The bipartisan EPIC Act (H.R. 1492), introduced in 2025, proposes setting small-molecule negotiation eligibility at 11 years — the same as biologics.

Neither the executive order nor the proposed legislation eliminates the negotiation program. Both acknowledge that the 4-year differential is a structural distortion in pharmaceutical development.

The Bureau notes that this acknowledgment is bipartisan, legislative, and executive. It is not an accusation. It is a finding that has already been filed in Congress, in the White House, and in peer-reviewed literature.

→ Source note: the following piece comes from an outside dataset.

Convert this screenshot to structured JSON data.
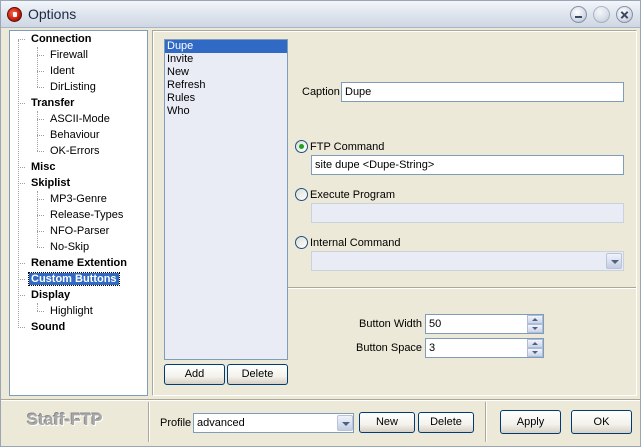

BUREAU NOTE: A final inventory item, from University of Chicago economists Philipson et al. (2023): under the IRA's current timelines, the projected outcome is 188 fewer small-molecule treatments — 79 new drugs that will not be developed, and 109 post-approval indications that will not be pursued. The study's authors call this a conservative estimate. The Bureau records the number and does not adjudicate the projection. The Bureau notes that the number has a name: it is the count of the drugs the pipeline contains that the pipeline will not produce. Whether the negotiation savings balance the count is a question the Bureau is not competent to answer. The Bureau files only what can be documented. What can be documented is this: the clock was set, the industry moved to the slower one, the movement is in the data, and the data are not in dispute.


The Bureau of Pharmaceutical Incentive Compliance is a sub-department of the Bureau of Public Agreement™. It files assessments of incentive structures that have produced documented outcomes. It does not offer remediation. Remediation is the work of the EPIC Act, Executive Order 14273, and the 119th Congress. The Bureau wishes them well with their calendar.